The project is open source and its code and downloads are available here. Changes from version 1.1 to 2.0 are listed here.

23 comments:

Travis Harshaw said...

Completely awesome.

TJGodel said...

Awesome tool!!

ollerac said...

This is awesome. You guys are awesome.

Yoav said...

w00t!

Onegreen said...

Being an IT architect and having worked on EII/ETL technologies like Denodo, Composite, Ab Initio, Informatica and others, I have to say you guys have delivered a really powerful open-source simple data refining tool for public use. Now its up to the public and open-source community to really make sense out of this tool. Thanks and keep it up.

GR said...

Impressive! If only I had this all those times I needed it.

Thad said...

Thanks Onegreen, being compared to those guys is a true honor.

Britt said...

Hi David, Nice to find you at Google! You'll recall we are big fans of timeline at MIT.

Best regards,

Britt Blaser

William Lindner said...

This looks awesome! Is it possible to export it to an Oracle table?

WatchSteveDrum said...

Awesome. Totally awesome. And open source!

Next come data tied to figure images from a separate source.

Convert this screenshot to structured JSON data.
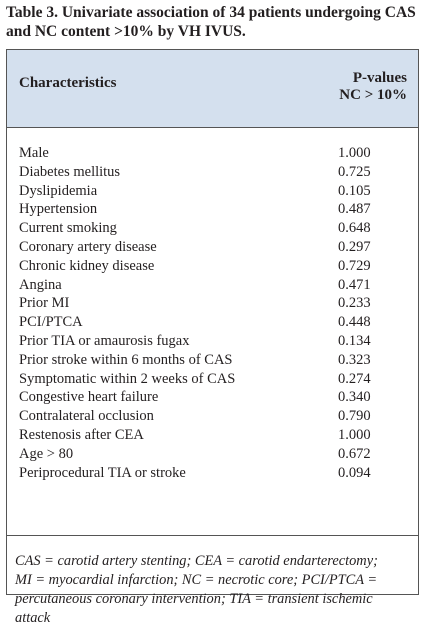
{
  "caption": {
    "line1": "Table 3. Univariate association of 34 patients undergoing CAS",
    "line2": "and NC content >10% by VH IVUS."
  },
  "header": {
    "characteristics": "Characteristics",
    "pvalues_line1": "P-values",
    "pvalues_line2": "NC > 10%"
  },
  "rows": [
    {
      "label": "Male",
      "value": "1.000"
    },
    {
      "label": "Diabetes mellitus",
      "value": "0.725"
    },
    {
      "label": "Dyslipidemia",
      "value": "0.105"
    },
    {
      "label": "Hypertension",
      "value": "0.487"
    },
    {
      "label": "Current smoking",
      "value": "0.648"
    },
    {
      "label": "Coronary artery disease",
      "value": "0.297"
    },
    {
      "label": "Chronic kidney disease",
      "value": "0.729"
    },
    {
      "label": "Angina",
      "value": "0.471"
    },
    {
      "label": "Prior MI",
      "value": "0.233"
    },
    {
      "label": "PCI/PTCA",
      "value": "0.448"
    },
    {
      "label": "Prior TIA or amaurosis fugax",
      "value": "0.134"
    },
    {
      "label": "Prior stroke within 6 months of CAS",
      "value": "0.323"
    },
    {
      "label": "Symptomatic within 2 weeks of CAS",
      "value": "0.274"
    },
    {
      "label": "Congestive heart failure",
      "value": "0.340"
    },
    {
      "label": "Contralateral occlusion",
      "value": "0.790"
    },
    {
      "label": "Restenosis after CEA",
      "value": "1.000"
    },
    {
      "label": "Age > 80",
      "value": "0.672"
    },
    {
      "label": "Periprocedural TIA or stroke",
      "value": "0.094"
    }
  ],
  "footnote": {
    "line1": "CAS = carotid artery stenting; CEA = carotid endarterectomy;",
    "line2": "MI = myocardial infarction; NC = necrotic core; PCI/PTCA =",
    "line3": "percutaneous coronary intervention; TIA = transient ischemic",
    "line4": "attack"
  },
  "colors": {
    "header_bg": "#d4e0ee",
    "text": "#231f20",
    "border": "#555555"
  }
}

You guys just love putting stuff in the browser though, don't you?
...That's ok. I love having stuff in the browser.

Raag said...

This is extremely useful and awesome.

Alex said...

Nice demo. Does anybody know of datasource similar to the Google Geocoding for Census data? Like if I wanted to augment zip codes with that data?

thanks

Luko said...

Incredible.

amit said...

Tool is totally awesome but with limited usage. Excel can already handle all the refining but it is not as simple.
Don't see a great future unless it is able to handle large volumes of data, have automation capabilities and also able to build charts and stuff. In other terms Microsoft should learn something here and make excel much simpler.

Ashutosh Kumar said...

Awesome Tool... It'll be very useful in data analytics

id said...

it would be nice google have also a reconciliation api ... ;-)

Moonglare said...

The content of third video is pure gold. I will surely use this.

Samar said...

It seems like such a simpe concept; but alas it takes Google to provide it. Thanks

Patricia said...

wow....awesome videos.
Thanks for sharing.

Christian said...

Very COOL!

Guo said...

Man I just spent 4 hours cleaning data and NOW you tell me Google Refine can sort it out in no time?

Jim said...

No new info or updates in over a year? Some more documentation would be great for us non-programmers.

Lighton Phiri said...

You just saved me the hours I would have had to put in revising sed and awk. My boss recommended it to me and I haven't looked back since.